Sans surprise, la composition de la chambre basse est la suivante :

  • présidente : Meritxell Batet Lamaña (Parti des Socialistes catalans), née à Barcelone (Catalogne) le 19 mai 1973 ; troisième femme à occuper ce poste après Luisa Fernanda Rudi (Parti populaire – 2000-2004) et Ana Pastor (PP – 2016-2019) ;
  • première vice-présidente : María Gloria Elizo Serrano (Podemos), née à Madrid le 11 décembre 1966 ;
  • deuxième vice-président : Alfonso Rodríguez Gómez de Celis (Parti socialiste ouvrier espagnol), né à Séville (Andalousie) le 29 juillet 1970 ;
  • troisième vice-présidente : Ana Pastor Julián (PP), née à Cubillos (dans la province de Zamora, en Castille-et-León) le 11 novembre 1957 ;
  • quatrième vice-président : José Ignacio Prendes Prendes (Citoyens), née à Gijón (Principauté des Asturies) le 22 février 1965 ;
  • premier secrétaire : Gerard Pisarello Prados (Podemos), né à Tucumán (Argentine) en 1970 ;
  • deuxième secrétaire : Sofía Hernanz Costa (PSOE), née 21 juin 1970 à Ibiza (îles Baléares) ;
  • troisième secrétaire : Adolfo Suárez Illana (PP), né le 5 mai 1964 à Madrid ;
  • quatrième secrétaire : Patricia Reyes Rivera (C’s), née le 22 décembre 1973 à Madrid.
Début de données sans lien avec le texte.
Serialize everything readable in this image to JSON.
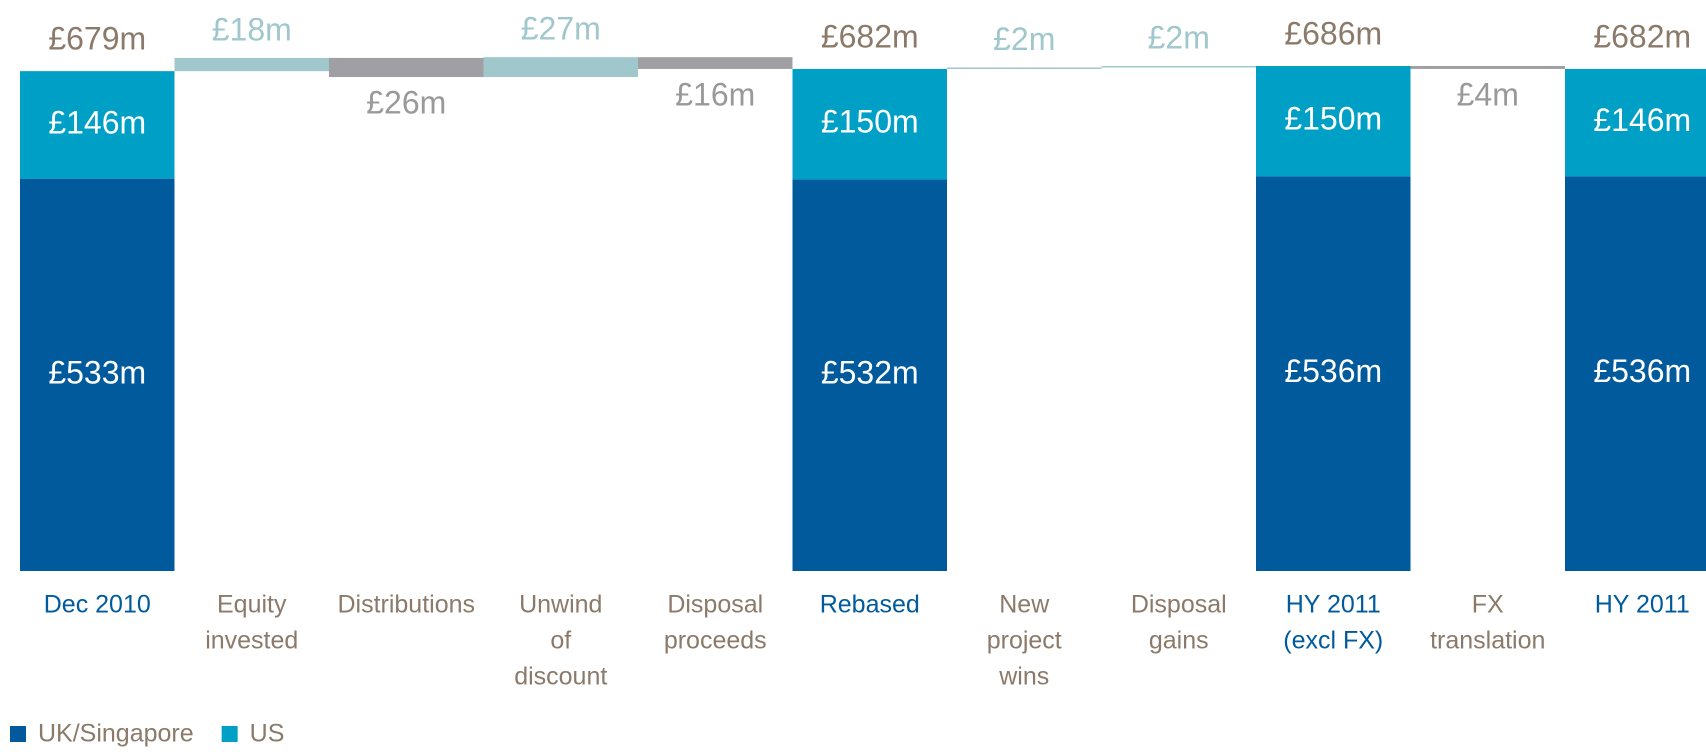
{
  "chart_data": {
    "type": "waterfall",
    "categories": [
      [
        "Dec 2010"
      ],
      [
        "Equity",
        "invested"
      ],
      [
        "Distributions"
      ],
      [
        "Unwind",
        "of",
        "discount"
      ],
      [
        "Disposal",
        "proceeds"
      ],
      [
        "Rebased"
      ],
      [
        "New",
        "project",
        "wins"
      ],
      [
        "Disposal",
        "gains"
      ],
      [
        "HY 2011",
        "(excl FX)"
      ],
      [
        "FX",
        "translation"
      ],
      [
        "HY 2011"
      ]
    ],
    "series": [
      {
        "name": "UK/Singapore",
        "color": "#005a9c",
        "values": [
          533,
          null,
          null,
          null,
          null,
          532,
          null,
          null,
          536,
          null,
          536
        ],
        "value_labels": [
          "£533m",
          null,
          null,
          null,
          null,
          "£532m",
          null,
          null,
          "£536m",
          null,
          "£536m"
        ]
      },
      {
        "name": "US",
        "color": "#00a0c6",
        "values": [
          146,
          null,
          null,
          null,
          null,
          150,
          null,
          null,
          150,
          null,
          146
        ],
        "value_labels": [
          "£146m",
          null,
          null,
          null,
          null,
          "£150m",
          null,
          null,
          "£150m",
          null,
          "£146m"
        ]
      }
    ],
    "totals": {
      "values": [
        679,
        null,
        null,
        null,
        null,
        682,
        null,
        null,
        686,
        null,
        682
      ],
      "value_labels": [
        "£679m",
        null,
        null,
        null,
        null,
        "£682m",
        null,
        null,
        "£686m",
        null,
        "£682m"
      ]
    },
    "changes": {
      "increase_color": "#9fc7cc",
      "decrease_color": "#a0a0a4",
      "values": [
        null,
        18,
        -26,
        27,
        -16,
        null,
        2,
        2,
        null,
        -4,
        null
      ],
      "value_labels": [
        null,
        "£18m",
        "£26m",
        "£27m",
        "£16m",
        null,
        "£2m",
        "£2m",
        null,
        "£4m",
        null
      ]
    }
  }
}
La composition du bureau du Sénat est, pour sa part, la suivante :

  • président : Manuel Cruz Rodríguez (PSC), né à Barcelone le 1er janvier 1951 ;
  • première vice-présidente : María Cristina Narbona Ruiz (PSOE), née à Madrid le 9 juillet 1951 ;
  • deuxième vice-président : Pío García-Escudero Márquez (PP), né à Madrid le 28 octobre 1952 ;
  • premier secrétaire : Fernando Martínez López (PSOE), né à Vélez-Blanco (dans la province d’Almería, en Andalousie) en 1949 ;
  • deuxième secrétaire : Olivia Delgado (PSOE) ;
  • troisième secrétaire : Imanol Landa Jauregi (Parti nationaliste basque), né le 1er novembre 1966 à Guecho, dans la province de Biscaye (Pays basque) ;
  • quatrième secrétaire : Rafael Hernando Fraile (PP), né le 13 novembre 1961 à Guadalajara (Castille-La Manche).

Dans le cadre de la présente législature, le président du gouvernement en fonction, Pedro Sánchez (PSOE), espère pouvoir mettre en œuvre une série de pactes d’État à la suite de sa probable confirmation à ce poste :

  1. pacte pour l’instruction publique et la science ;
  2. réforme du statut des travailleurs ;
  3. pacte pour la transition écologique ;
  4. pacte pour l’euthanasie et la mort digne ;
  5. pacte pour un nouveau financement des communautés autonomes ;
  6. pacte concernant le financement des retraites par répartition.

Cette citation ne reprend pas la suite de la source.